Thursday, December 24, 2009

Celebration of the sun god

It may sound odd that any religious celebration with Christ's name attached to it could predate Christianity. Yet the holiday we know as Christmas long predates Jesus Christ. Elements of the celebration can be traced to ancient Egypt, Babylon and Rome. This fact doesn't cast aspersions on Jesus; it does, however, call into question the understanding and wisdom of those who, over the millennia, have insisted on perpetuating an ancient pagan festival that has devolved through much of the world as Christmas.

Members of the early Church would have been astonished to think that the customs and practices we associate with Christmas would be incorporated into a celebration of Christ's birth. Not until several centuries had passed would Christ's name be attached to this popular Roman holiday.

As Alexander Hislop explains in his book The Two Babylons: "It is admitted by the most learned and candid writers of all parties that the day of our Lord's birth cannot be determined, and that within the Christian Church no such festival as Christmas was ever heard of till the third century, and that not till the fourth century was far advanced did it gain much observance" (1959, pp. 92-93).

As for how Dec. 25 became the date for Christmas day, virtually any book on the history of Christmas will explain that this day was celebrated in the Roman Empire as the birthday of the sun god. Explaining how Dec. 25 came to be selected as the supposed birthday of Jesus, the book 4000 Years of Christmas says: "For that day was sacred, not only to the pagan Romans but to a religion from Persia which, in those days, was one of Christianity's strongest rivals. This Persian religion was Mithraism, whose followers worshiped the sun, and celebrated its return to strength on that day" (Earl and Alice Count, 1997, p. 37).

Not only was Dec. 25 honored as the birthday of the sun, but a festival had long been observed among the heathen to celebrate the growing amount of daylight after the winter solstice, the shortest day of the year. The precursor of Christmas was in fact an idolatrous midwinter festival characterized by excess and debauchery that predated Christianity by many centuries.
Pre-Christian practices incorporated

This ancient festival went by different names in various cultures. In Rome it was called the Saturnalia, in honor of Saturn, the Roman god of agriculture. The observance was adopted by early Roman church leaders and given the name of Christ ("Christ mass," or Christmas) to conciliate the heathen and swell the number of the nominal adherents of Christianity.
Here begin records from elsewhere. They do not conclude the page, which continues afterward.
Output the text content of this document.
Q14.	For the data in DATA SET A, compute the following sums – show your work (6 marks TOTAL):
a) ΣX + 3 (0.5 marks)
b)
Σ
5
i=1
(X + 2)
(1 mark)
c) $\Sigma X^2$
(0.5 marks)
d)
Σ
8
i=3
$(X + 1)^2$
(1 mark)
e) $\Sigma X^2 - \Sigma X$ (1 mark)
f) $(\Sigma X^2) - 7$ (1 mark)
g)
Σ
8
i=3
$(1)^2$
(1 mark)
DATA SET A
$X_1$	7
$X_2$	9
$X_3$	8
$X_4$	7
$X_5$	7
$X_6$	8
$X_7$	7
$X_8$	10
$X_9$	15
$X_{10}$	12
The tendency on the part of third-century Catholic leadership was to meet paganism halfway-a practice made clear in a bitter lament by the Carthaginian philosopher Tertullian.

In 230 he wrote of the inconsistency of professing Christians. He contrasted their lax and political practices with the strict fidelity of the pagans to their own beliefs: "By us who are strangers to Sabbaths, and new moons, and festivals [the biblical festivals spelled out in Leviticus 23], once acceptable to God, the Saturnalia, the feasts of January, the Brumalia, and Matronalia, are now frequented; gifts are carried to and fro, new year's day presents are made with din, and sports and banquets are celebrated with uproar; oh, how much more faithful are the heathen to their religion, who take special care to adopt no solemnity from the Christians" (Hislop, p. 93).

Failing to make much headway in converting the pagans, the religious leaders of the Roman church began compromising by dressing the heathen customs in Christian-looking garb. But, rather than converting them to the church's beliefs, the church became largely converted to non-Christian customs in its own religious practices.

Although at first the early Catholic Church censured this celebration, "the festival was far too strongly entrenched in popular favor to be abolished, and the Church finally granted the necessary recognition, believing that if Christmas could not be suppressed, it should be preserved in honor of the Christian God. Once given a Christian basis the festival became fully established in Europe with many of its pagan elements undisturbed" (Man, Myth & Magic: The Illustrated Encyclopedia of Mythology, Religion, and the Unknown, Richard Cavendish, editor, 1983, Vol. 2, p. 480, "Christmas").